1&1 setzt im eigenen Netz von vorneherein auf die Open-RAN-Technologie, die viel Software aus den proprietären Baugruppen eines Herstellers in Form von frei zugänglicher Software auf Standardprozessoren (z.B. X86) umsetzt und somit einen einfacheren Wechsel von Herstellern bzw. Lieferanten erlaubt. Gleich wohl stößt 1&1 auf wenig Gegenliebe.
Die bereits etablierten Netzbetreiber sehen nicht ein, dass ihre hohen Netzinvestitionen "entwertet" werden, weil ein preisaggressiver Anbieter, der dann auch noch mit nationalem Roaming bundesweit nutzbar wäre, für viele Kunden wesentlich attraktiver sein könnte. Die Folge: Noch mehr preissensible Kunden würden den teureren Anbieter verlassen, dem dann das Geld zum Netzausbau fehlen könnte. Die weitere Folge: Insgesamt schlechteres oder an vielen Stellen weiter kein Netz. Unbeschadet davon hat 1&1 im Dezember 2023 (nach einem Vorstart im Dezember 2022) sein eigenes Mobilfunknetz gestartet.
Das Problem mit den "5G-fähigen" Handys
Das iPhone 12 ist das erste 5G-fähige Modell von Apple, das auf einen Qualcomm-Chip setzt. Mit 5G-DSS fremdelt das iPhone noch ein wenig.
Foto: Apple Inc.
Zu Anfang konnten 5G-fähige Handys nur den Frequenzbereich zwischen 3,4 bis 3,8 GHz, der Fachmann spricht vom Band n77/n78. Doch diese Stationen stehen überwiegend nur in Großstädten. Neuere Handy-Modelle kommen auch mit niedrigeren Frequenzen klar. Doch dabei gibt es wieder Tücken: Liegen Ankerzellenfrequenz und 5G-Frequenz zu "nahe" beieinander, kommen verschiedene Handys damit nicht so richtig klar.

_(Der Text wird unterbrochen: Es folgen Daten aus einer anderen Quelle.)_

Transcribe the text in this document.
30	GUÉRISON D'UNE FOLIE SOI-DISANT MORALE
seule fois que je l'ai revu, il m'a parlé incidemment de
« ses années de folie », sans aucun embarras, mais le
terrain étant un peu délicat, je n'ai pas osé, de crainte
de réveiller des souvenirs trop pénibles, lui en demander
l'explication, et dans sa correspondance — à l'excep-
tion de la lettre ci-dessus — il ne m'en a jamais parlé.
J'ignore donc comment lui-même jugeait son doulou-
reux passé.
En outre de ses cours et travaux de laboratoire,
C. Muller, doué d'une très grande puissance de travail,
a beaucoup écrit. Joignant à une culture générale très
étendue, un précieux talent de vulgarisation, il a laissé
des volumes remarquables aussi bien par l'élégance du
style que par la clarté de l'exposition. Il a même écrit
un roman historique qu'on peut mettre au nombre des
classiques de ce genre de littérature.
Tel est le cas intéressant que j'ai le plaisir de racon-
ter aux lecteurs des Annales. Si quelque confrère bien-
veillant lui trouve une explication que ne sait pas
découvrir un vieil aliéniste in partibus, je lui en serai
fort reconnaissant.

Auch die iPhone-Modelle von Apple wie iPhone 12 bis 15 oder die Oberklasse von Samsung Galaxy (aktuell Galaxy S24) haben oder hatten Probleme. Die Kombination von Band "B20" (800 MHz) mit Band "n28" (700 MHz) funktioniert bei Apple nach wie vor nicht (bei Samsung inzwischen schon). Eine Lösung kann sein, dass die Netzbetreiber an jeder Station möglichst viele verschiedene Frequenzkombinationen anbieten, damit für möglichst jedes Handy eine übrig bleibt.
5G auf niedrigen Frequenzen ist langsam
Wer sich stolz ein 5G-fähiges Handy kauft und dann den ersten Speedtest startet, wird zunächst enttäuscht sein. Statt Höchstgeschwindigkeiten im Gigabit-Bereich ist 5G hier nur unwesentlich schneller als 4G (LTE) oder in Einzelfällen sogar langsamer. Man kann die Physik kaum austricksen: Wenn es schneller werden soll, braucht man mehr Bandbreite, und die gibt es nur auf höheren Frequenzen oder durch Frequenzkombinationen, sprich Carrier Aggregation. Und mit viel, viel mehr Sendestationen als heute.
5G wird sich durchsetzen, 6G vor der Tür
Gleichwohl geht die 5G-Entwicklung mit Riesenschritten weiter. Fast täglich kommen neue Geräte in den Handel und stellen Chip-Hersteller ihre neuen Baugruppen und Chipsätze vor. Und in den Forschungslaboren und Normierungsgremien wird längst über Details des kommenden Standards 6G nachgedacht und geforscht.